Koba wrote pathetic, self-pitying letters right and left.
“I don’t think I’ve ever had to endure such a dreadful situation,” he wrote to the Bolshevik group in the Duma. “My money’s all gone, I’ve started getting a worrying cough of some sort now that the cold is intensifying (37 degrees below). I’ve got no provisions, neither bread nor sugar, everything here is dear, I must have milk, I must have firewood … but there’s no money. I have no well-off friends or acquaintances, I have absolutely no one to turn to. What I’m asking is that if the group still has its fund for the repressed let it allot me say sixty rubles.”
And this to the editors of Prosveshchenie: “I don’t have a single penny, and I’m right out of provisions.… I did have some money but it all went on warm clothing … couldn’t you stir up people you know and raise say twenty or thirty rubles. That would be a real life-saver.”

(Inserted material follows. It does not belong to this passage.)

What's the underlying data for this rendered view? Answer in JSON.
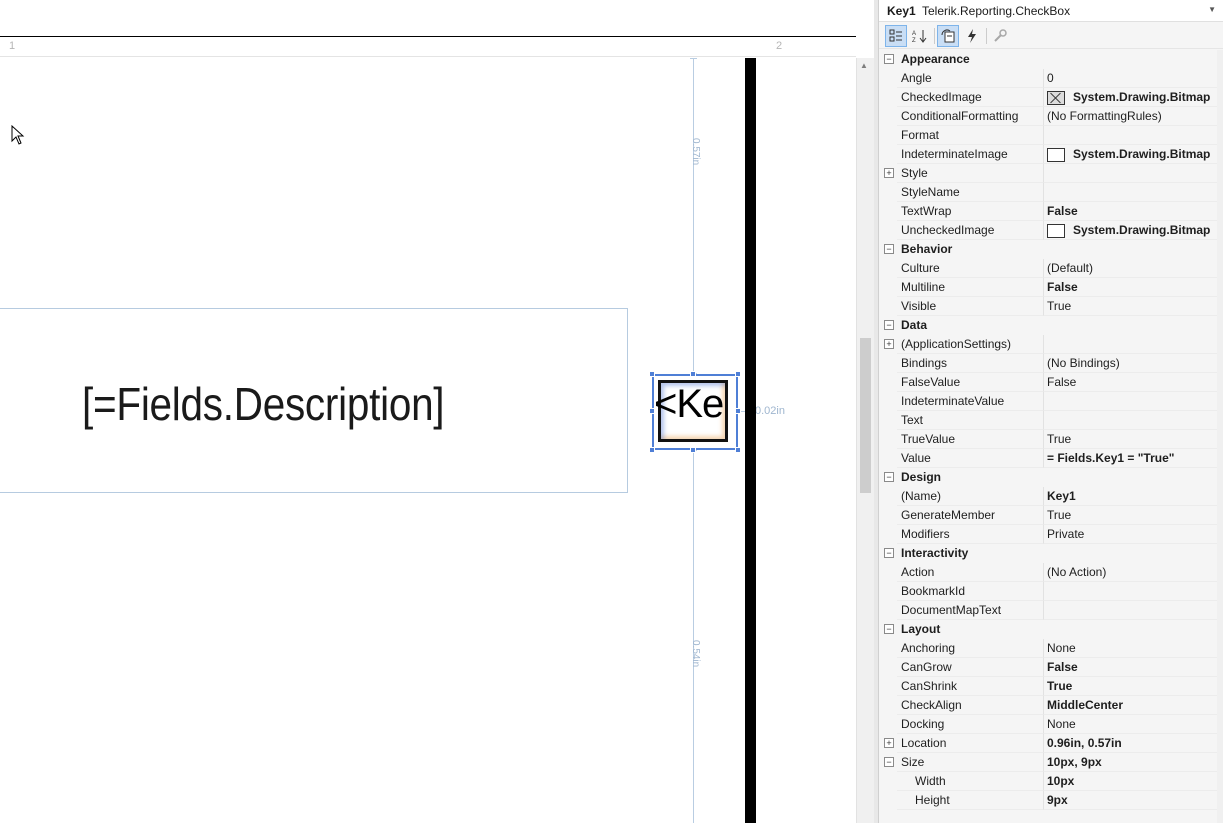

He wrote to the Alliluyev family as well. They sent him money as soon as they heard that he was destitute. He responded: “I ask only one thing: don’t waste money on me, you need it yourself, you have a large family.… I shall be quite happy if you just send me the occasional postcard with a view.… In this accursed land nature is hideously bare, and I have fretted myself stupid longing for a landscape to look at, if only on paper.” In later years he hated writing long letters. But in those days, and in that terrible place, letters were the only possible means of talking to friends and relatives, and this lonely man had no one nearer than a family whom he half-knew.